Büyük Ulusal Savaş, denebilir ki, Rus tarihinin merkezi bir noktasıdır. Ne de olsa, hiç kimse Rus halkını tamamen yok etme hedefini belirlememişti - hem fiziksel hem de zihinsel, tarihsel yıkım. Bu savaştaki zaferin bedeli, başka herhangi bir savaştaki zaferden ölçülemeyecek kadar yüksektir. Bu, halkımızın tarihinde özel bir etnos olarak, özel bir tarihsel tip olarak kendi varoluş hakkımızın bedelidir.

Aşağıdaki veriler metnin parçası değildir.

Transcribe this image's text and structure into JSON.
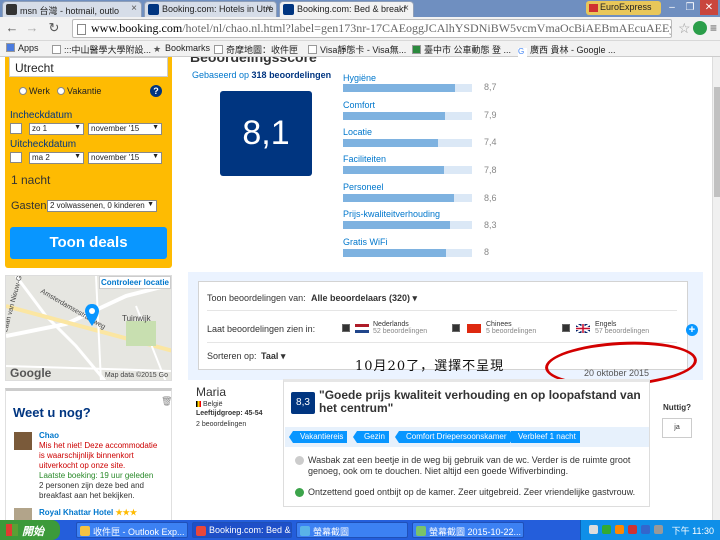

Büyük Zafer'i ziyaret etmek ve onu haklı olarak hatırlamak - bu, halkımıza karşı bir isyan eylemidir, bu onların rüzgarlarıyla ilgili en büyük boşluktur. Ve şimdi, on yıl sonra, ticaretimizin kazandığı Zaferi korumak için bilgi savaşıyla uğraşmamız gerekiyor. Onun derin anlamını sadece kendimiz kavramakla kalmamalı, gelecek nesillere de aktarmalıyız.

Tarihçilerin yayınlarının materyallerine göre A. I. Fursov, E. Yu. Spitsyn, I. V. Pykhalov.